For subsurface scattering, the radius becomes large too, because the material is translucent.

taby said:
Speaking of subsurface scattering, how would one go implementing that in the path tracer?

Probably calculating a random scatter offset for the reflected ray to bounce off, plus modeling the change of color and intensity along this offset thru the material.
But not sure if this gives the expected blur or if i miss something. You need to check resources on how to model this anyway.

Pretty sure you also need a good model to make the effect noticeable, e.g. a human head for skin.

But do this only if you are really nerdy about rendering.
Imagine, you have a human head which looks like real, but then you animate it which lacks the same level of realism. You mostly amplify the Uncanny Valley effect for the very high cost of PT.

This becomes a noticeable problem already. E.g. i saw the trailer of the Avowed game. It uses UE5 and has very hq lighting, and also detailed rock models. Looks really awesome to me technically.
But the animation looks like a PS3 game. And this would not be so noticable if gfx would be worse too.

They need to improve animation first.
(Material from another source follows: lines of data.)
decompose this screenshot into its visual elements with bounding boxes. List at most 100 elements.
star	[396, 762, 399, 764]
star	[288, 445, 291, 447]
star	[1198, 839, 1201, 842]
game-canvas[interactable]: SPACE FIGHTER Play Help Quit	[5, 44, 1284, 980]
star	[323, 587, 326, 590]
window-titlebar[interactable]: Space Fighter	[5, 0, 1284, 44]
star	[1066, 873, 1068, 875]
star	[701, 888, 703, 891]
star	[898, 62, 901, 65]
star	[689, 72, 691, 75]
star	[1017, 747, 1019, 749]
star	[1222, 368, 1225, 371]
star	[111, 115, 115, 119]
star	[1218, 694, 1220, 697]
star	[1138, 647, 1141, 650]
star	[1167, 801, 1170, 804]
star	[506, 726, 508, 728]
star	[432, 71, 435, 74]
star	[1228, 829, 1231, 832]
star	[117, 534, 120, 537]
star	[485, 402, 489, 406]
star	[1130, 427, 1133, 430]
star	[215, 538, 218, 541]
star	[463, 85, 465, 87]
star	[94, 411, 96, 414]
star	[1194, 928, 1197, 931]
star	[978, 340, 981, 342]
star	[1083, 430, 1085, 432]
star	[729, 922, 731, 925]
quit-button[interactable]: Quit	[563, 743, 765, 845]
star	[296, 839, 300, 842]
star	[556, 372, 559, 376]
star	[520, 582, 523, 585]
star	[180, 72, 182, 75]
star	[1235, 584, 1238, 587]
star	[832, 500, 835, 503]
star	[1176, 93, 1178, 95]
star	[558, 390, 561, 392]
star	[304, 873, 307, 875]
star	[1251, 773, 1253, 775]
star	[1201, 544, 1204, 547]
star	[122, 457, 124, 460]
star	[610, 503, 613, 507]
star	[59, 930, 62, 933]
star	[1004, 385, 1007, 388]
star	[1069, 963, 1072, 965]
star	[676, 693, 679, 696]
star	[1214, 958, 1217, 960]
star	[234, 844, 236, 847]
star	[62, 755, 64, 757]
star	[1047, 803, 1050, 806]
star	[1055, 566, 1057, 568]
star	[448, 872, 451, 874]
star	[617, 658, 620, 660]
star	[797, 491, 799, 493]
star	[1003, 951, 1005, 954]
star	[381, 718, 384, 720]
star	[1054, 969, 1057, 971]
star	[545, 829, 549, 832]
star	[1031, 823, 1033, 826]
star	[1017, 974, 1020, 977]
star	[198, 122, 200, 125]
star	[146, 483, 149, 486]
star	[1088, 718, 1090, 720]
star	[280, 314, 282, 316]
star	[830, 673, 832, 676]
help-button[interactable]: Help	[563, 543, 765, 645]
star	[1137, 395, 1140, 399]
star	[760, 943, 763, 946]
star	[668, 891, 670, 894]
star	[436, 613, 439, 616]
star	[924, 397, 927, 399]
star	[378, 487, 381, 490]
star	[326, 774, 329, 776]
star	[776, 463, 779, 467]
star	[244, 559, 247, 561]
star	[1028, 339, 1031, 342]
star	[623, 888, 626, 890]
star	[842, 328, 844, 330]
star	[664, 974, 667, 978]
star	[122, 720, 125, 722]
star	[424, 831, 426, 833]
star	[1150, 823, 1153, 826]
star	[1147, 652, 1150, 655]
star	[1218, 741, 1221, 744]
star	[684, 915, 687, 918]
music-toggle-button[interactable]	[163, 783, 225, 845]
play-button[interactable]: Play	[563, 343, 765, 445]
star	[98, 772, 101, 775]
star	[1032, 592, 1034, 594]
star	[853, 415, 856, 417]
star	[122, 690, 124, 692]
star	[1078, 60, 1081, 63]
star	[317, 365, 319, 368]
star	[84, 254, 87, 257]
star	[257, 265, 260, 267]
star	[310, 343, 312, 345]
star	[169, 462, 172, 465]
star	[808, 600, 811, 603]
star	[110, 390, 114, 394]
This is what makes games look bad the most currently, not bad lighting.
I guess many will use AI to solve this. But that's actually an application without ethical or legal concerns, imo.
(Being so paranoid, it's actually difficult to draw a line between good and bad applications of AI. The generative content theft drags the whole field into the dirt, somehow.)

However, what i really mean is: Any technical progress from the current state is rocket science. You see it with PT, where you have just scratched the surface but no experience on what really matters to make it fast enough - denoising, restir, etc. And natural character animation isn't easier than graphics.
As a result, custom engines will soon vanish completely. And for those who will stay, realism is maybe not a good target.

We're dinosaurs, and the comet is already visible.